What is exciting about this two-stage framework is how the second network (classification network) is independent of the segmentation network. Therefore, to use it on another device, only the segmentation stage would need to be retrained so that the system knows how each tissue type appears on the scan image.
This has been tested on different devices which perform OCT scans, including Spectralis, from Heidelberg Engineering, which is the second most used device type at Moorfields Eye Hospital. It achieved an erroneous referral suggestion in only 4 of the 116 cases tested, similar to the 5.5% error rate of device 1.

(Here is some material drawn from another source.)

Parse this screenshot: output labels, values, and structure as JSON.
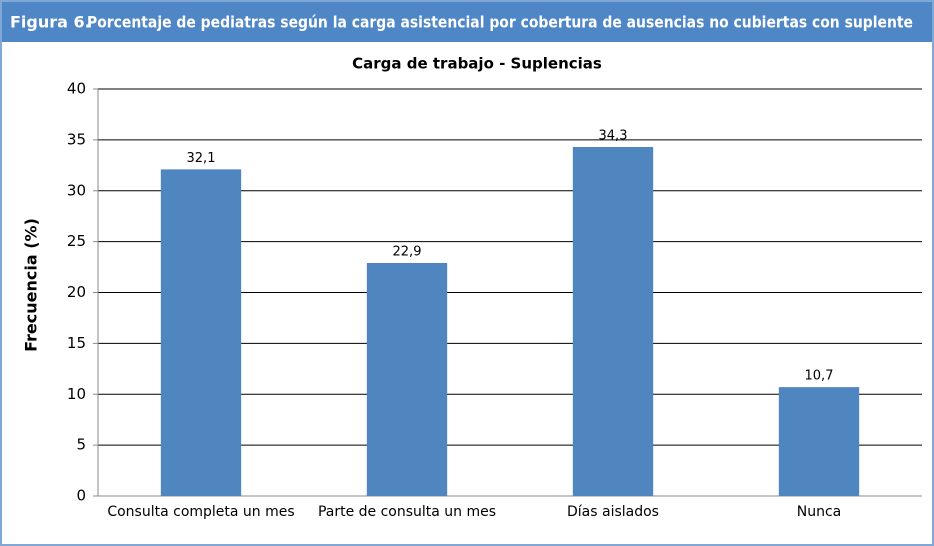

A first step however in getting this technology to a more widespread audience, is its application in all Moorfields Hospitals in the UK for the first 5 years if and when it is launched, free of charge! As well as this, due to the fact it can be applied to a wider range of devices, it will be much cheaper for other organisations to apply the technology to their existing devices rather than having to purchase additional specialist equipment.
In all, this could be a giant leap for many countries around the world, hugely increasing the number of people who could potentially benefit from this innovative technology rather than limiting itself to one device and therefore limiting who can use it.
Overall, according to DeepMind, the initial 14 months of research and development have been very successful, and this technology is by no means ready to be launched into the marketplace. However, with more rigorous testing and technological developments, before long it is certain that we will be seeing this technology implemented nationally and possibly even internationally. We hope that with this framework as a basis, in the future, others will be able to build on this work, branching out into new areas of this sector now that the ‘Black Box’ problem has been identified and somewhat overcome. Additionally, looking outside the box, many have suggested that this technology could even be useful for training purposes as people would be able to use the technology to learn how to interpret images of the eye and how and where to look for aspects within the image creating cause for concern.
It is said that this could be a revolutionary step forward in this field and that much like 5G will allow people in rural áreas around the world to gain Access to healthcare specialists, this AI technology will provide the fastes and most accurate diagnoses no matter where someone is situated in the world.